By: Justine Brooks
3 Dec, 2025
As AI models become more prevalent and capable, ensuring they are accurate, free from bias and aligned with human values is more important than ever. Organizations and governments lack standardized AI safety evaluation frameworks and model capabilities are advancing by the day, making this a difficult task.
AI safety benchmarks are used to test whether frontier AI models (models that can perform a wide range of tasks that often exceed human performance) pose a risk to human beings and whether they are helpful and accurate before being released to the public. This is an important step for AI development, as even a small failure in model performance can affect millions of people, leading to misinformation, bias and more. The recent International AI Safety Report update recognized this need to improve evaluation methods as a key mechanism for addressing issues in AI safety.
Two Canada CIFAR AI Chairs at the Vector Institute, Wenhu Chen and Victor Zhong, are developing their own set of advanced evaluation methods, which are attracting significant industry notoriety due to their adaptability and robustness. Through their commitment to developing better AI evaluations tools, they are shaping a stronger and more robust AI ecosystem in Canada, establishing Canada as a leader in AI safety. This leadership is an important step for building public trust and driving the widespread adoption of AI.

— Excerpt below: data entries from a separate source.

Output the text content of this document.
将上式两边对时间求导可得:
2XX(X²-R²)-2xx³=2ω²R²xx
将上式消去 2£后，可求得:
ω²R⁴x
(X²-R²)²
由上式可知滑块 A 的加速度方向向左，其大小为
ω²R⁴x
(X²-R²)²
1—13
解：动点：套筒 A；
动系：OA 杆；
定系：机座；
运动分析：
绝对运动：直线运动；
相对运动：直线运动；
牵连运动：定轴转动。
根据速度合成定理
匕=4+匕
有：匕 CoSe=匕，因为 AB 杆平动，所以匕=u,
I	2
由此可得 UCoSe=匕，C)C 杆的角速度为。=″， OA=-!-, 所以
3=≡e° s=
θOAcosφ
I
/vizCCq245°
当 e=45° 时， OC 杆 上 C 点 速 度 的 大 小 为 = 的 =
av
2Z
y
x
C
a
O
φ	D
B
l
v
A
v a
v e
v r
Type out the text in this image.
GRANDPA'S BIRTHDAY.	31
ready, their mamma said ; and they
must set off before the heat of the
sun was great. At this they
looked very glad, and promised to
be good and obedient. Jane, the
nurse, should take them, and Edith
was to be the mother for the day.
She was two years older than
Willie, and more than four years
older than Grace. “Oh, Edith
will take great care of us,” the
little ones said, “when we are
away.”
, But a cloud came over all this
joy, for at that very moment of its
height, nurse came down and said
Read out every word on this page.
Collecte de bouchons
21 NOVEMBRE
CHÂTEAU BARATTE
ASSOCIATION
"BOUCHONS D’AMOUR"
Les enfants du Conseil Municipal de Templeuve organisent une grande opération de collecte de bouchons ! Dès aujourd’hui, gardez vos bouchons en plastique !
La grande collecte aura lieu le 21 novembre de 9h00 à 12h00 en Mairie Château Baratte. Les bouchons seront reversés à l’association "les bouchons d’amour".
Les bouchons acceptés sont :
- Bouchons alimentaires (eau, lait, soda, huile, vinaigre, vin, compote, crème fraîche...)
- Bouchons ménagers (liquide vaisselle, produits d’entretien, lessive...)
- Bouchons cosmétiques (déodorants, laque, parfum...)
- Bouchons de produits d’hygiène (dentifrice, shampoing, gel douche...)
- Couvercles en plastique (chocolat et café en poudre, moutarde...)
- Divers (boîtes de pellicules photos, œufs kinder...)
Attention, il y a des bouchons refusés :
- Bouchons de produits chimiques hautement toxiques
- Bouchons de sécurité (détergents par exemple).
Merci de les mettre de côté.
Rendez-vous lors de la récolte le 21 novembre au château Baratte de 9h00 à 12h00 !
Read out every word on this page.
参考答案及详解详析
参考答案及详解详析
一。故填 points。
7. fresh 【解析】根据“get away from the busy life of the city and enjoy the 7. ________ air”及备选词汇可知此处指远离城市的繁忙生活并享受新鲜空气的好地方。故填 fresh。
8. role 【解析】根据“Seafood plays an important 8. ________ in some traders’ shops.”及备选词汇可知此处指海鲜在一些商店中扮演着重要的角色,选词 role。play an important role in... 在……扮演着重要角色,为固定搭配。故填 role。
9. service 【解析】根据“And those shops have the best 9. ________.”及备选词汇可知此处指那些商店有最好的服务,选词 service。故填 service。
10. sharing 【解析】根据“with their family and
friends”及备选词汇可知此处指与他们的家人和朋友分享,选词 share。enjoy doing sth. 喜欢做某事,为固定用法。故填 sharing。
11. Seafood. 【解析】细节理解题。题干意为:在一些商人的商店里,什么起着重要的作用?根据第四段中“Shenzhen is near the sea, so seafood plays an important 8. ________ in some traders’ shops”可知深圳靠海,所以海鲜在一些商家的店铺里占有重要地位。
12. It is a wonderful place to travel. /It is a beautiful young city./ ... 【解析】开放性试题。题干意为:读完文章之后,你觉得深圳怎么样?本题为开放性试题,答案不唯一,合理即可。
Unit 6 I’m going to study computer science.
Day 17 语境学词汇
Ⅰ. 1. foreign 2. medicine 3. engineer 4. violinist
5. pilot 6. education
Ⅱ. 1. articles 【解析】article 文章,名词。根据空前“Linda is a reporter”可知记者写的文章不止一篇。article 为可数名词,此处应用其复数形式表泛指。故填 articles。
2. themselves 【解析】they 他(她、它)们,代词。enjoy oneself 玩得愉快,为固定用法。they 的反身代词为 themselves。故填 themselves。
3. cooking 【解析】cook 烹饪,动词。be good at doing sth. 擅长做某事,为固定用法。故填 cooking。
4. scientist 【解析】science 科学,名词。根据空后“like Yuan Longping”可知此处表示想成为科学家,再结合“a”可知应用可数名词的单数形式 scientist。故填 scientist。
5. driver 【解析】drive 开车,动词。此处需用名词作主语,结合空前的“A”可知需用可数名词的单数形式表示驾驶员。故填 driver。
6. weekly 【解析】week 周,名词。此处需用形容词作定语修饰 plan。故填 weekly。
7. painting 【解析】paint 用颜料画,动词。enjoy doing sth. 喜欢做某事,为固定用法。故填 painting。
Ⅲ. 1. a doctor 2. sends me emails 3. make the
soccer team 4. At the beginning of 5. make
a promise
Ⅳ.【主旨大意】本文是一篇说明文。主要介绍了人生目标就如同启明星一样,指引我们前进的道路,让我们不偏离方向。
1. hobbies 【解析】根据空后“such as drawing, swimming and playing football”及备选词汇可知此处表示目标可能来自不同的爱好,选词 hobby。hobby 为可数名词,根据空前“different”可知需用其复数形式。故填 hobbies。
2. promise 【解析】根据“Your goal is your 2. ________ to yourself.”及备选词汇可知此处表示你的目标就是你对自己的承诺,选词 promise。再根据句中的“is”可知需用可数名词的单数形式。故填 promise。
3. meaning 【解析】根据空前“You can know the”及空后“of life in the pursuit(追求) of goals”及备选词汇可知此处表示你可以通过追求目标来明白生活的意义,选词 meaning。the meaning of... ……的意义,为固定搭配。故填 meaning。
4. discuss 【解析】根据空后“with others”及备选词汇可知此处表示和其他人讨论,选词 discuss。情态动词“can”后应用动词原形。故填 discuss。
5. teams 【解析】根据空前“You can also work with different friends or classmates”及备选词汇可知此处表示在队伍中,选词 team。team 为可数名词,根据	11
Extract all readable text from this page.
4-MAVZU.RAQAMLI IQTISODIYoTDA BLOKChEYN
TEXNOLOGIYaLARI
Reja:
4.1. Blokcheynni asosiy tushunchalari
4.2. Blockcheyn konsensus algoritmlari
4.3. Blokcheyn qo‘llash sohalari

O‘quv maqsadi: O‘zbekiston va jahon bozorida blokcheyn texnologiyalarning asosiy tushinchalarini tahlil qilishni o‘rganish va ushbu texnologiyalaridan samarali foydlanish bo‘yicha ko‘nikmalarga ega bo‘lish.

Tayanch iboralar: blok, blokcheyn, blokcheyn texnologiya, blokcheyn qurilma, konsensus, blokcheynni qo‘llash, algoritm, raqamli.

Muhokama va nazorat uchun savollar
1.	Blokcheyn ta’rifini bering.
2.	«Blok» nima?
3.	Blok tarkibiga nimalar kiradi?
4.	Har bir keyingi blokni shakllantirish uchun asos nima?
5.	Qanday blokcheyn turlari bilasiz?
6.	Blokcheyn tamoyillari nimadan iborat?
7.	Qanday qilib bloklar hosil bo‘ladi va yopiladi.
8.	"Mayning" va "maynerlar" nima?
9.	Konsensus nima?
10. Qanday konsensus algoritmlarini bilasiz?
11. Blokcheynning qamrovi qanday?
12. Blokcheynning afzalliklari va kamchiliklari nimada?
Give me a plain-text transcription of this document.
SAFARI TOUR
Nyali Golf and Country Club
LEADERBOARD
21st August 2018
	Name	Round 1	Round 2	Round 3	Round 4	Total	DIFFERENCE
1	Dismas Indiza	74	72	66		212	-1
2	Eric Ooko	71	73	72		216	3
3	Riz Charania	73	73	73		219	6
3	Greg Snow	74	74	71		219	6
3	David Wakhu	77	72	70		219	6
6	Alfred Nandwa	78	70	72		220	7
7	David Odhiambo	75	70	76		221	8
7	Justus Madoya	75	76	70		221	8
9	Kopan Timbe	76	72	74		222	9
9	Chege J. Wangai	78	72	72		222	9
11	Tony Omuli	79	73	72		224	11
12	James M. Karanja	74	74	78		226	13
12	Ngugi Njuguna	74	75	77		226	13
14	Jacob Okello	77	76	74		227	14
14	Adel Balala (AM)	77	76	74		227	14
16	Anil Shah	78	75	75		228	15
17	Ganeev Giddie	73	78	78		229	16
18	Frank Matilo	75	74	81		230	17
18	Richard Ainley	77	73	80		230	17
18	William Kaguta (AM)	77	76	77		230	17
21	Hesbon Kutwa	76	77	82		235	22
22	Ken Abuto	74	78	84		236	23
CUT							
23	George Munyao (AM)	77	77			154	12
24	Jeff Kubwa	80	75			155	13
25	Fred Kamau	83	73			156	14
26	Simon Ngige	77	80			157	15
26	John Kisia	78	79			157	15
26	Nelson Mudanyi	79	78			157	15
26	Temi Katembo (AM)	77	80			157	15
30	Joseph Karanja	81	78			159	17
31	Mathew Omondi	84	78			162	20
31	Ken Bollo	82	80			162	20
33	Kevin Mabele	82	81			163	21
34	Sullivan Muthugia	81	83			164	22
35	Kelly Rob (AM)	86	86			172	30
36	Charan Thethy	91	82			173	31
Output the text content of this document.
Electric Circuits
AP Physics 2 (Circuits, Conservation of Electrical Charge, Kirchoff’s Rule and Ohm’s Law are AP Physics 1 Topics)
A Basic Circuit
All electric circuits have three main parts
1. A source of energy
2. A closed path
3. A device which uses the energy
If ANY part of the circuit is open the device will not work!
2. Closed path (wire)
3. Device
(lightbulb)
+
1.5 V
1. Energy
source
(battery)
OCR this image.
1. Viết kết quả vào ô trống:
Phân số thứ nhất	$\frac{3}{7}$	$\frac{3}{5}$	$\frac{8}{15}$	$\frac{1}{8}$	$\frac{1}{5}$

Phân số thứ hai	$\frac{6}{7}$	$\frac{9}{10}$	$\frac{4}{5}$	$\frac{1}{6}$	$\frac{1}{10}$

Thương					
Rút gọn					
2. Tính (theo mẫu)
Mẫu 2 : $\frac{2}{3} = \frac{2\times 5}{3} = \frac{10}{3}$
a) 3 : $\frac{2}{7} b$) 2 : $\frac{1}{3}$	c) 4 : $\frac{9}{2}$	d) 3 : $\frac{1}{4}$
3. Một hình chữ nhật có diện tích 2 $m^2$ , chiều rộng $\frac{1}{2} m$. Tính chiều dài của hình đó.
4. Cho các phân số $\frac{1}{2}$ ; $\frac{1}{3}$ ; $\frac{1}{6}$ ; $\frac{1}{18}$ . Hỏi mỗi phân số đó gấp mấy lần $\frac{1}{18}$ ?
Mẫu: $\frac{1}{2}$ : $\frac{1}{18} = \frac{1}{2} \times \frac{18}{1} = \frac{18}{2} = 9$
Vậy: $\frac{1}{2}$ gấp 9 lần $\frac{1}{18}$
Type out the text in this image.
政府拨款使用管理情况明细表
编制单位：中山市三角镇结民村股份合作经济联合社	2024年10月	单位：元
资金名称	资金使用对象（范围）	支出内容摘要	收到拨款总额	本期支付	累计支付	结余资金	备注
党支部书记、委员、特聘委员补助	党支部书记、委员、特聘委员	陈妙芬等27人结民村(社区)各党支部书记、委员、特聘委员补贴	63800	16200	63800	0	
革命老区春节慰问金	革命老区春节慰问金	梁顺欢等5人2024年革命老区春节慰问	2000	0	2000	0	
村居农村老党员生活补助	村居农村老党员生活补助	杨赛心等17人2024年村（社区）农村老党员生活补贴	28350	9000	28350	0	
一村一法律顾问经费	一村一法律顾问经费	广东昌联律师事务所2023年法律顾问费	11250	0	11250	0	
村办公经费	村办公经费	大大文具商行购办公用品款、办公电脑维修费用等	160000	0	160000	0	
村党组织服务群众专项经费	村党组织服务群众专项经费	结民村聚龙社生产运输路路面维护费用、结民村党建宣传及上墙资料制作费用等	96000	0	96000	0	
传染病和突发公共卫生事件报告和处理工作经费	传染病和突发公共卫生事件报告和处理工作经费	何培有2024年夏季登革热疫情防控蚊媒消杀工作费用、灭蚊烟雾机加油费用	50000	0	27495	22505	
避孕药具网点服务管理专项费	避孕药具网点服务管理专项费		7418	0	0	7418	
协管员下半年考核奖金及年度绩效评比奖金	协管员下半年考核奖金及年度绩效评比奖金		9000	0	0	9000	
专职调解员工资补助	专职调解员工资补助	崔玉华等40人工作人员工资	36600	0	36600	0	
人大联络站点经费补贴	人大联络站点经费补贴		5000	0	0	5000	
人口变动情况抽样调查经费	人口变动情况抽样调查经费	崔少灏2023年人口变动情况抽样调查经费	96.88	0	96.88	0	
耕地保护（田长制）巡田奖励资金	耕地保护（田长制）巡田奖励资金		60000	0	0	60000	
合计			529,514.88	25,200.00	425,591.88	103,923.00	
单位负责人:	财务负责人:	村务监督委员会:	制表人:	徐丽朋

For Wenhu Chen, an assistant professor at the University of Waterloo, one of the major problems with current benchmarking sets is their lack of diverse topics. Most benchmarks today focus on a few common subjects, like math and coding, leaving many other topics we expect AI to navigate underrepresented.
The solution Chen says, is not only to pay more attention to these niche areas and integrate them into existing evaluations, but to diversify the sets of evaluations used. The majority of benchmarks today are nearly identical, so testing a model on multiple, similar sets becomes redundant. Chen’s work aims to help developers diversify their evaluation benchmarks to cover more capabilities, domains and skill sets.
Beyond this, Chen is addressing the possibility of models correctly guessing answers on evaluations. “There are cases where the model doesn’t know how to solve the problem, but it has the instinct that one option is better than the other, so it still picks the correct answer. We felt like this problem is pretty serious. It can lead to overestimation of the model’s capability,” Chen says.
This is an issue he addressed in his set of benchmarks, MMLU-Pro. Previously the benchmarks only had four options to choose from, Chen and his team increased the difficulty by presenting AI models with ten total options. “The likelihood of the model guessing it correctly is significantly lowered,” he explains. This approach improved the benchmarks considerably, and they are now widely adopted by major companies like OpenAI, Google and Anthropic.
Improving evaluations will allow developers to make more informed decisions on the training and safety of their models, says Chen. This ultimately leads to the creation of better and safer products for the end user.
Modern foundational AI models quickly surpass static benchmarks, making it crucial for developers like assistant professor at the University of Waterloo Victor Zhong to create dynamic benchmarks that evolve with the models’ increasing capabilities. While static benchmarks provide a fixed set of tasks to be evaluated on, dynamic benchmarks are designed to prevent models from memorizing or optimizing for those specific challenges.
This need for more robust evaluations led Zhong to create OS World, which utilizes a virtual machine to evaluate AI models on more general and realistic scenarios. “One great test bed for the capabilities of these models is to actually just use the computer as humans would,” Zhong explains. It can perform open-ended tasks typically performed on a computer like browsing the internet, running software and creating documents.
He and his team then developed what is called a ‘Computer Agent Arena,’ where one group of people submit instructions for an AI model and another group evaluates its performance. This creates a ‘living’ benchmark, giving OS World the capability to continuously adapt and improve.
His approach is setting a new standard for benchmarking techniques, so much so that it is now the primary benchmark used by OpenAI and Anthropic. His contributions to the field have a global impact, creating a more effective framework for measuring the progress of advanced AI models.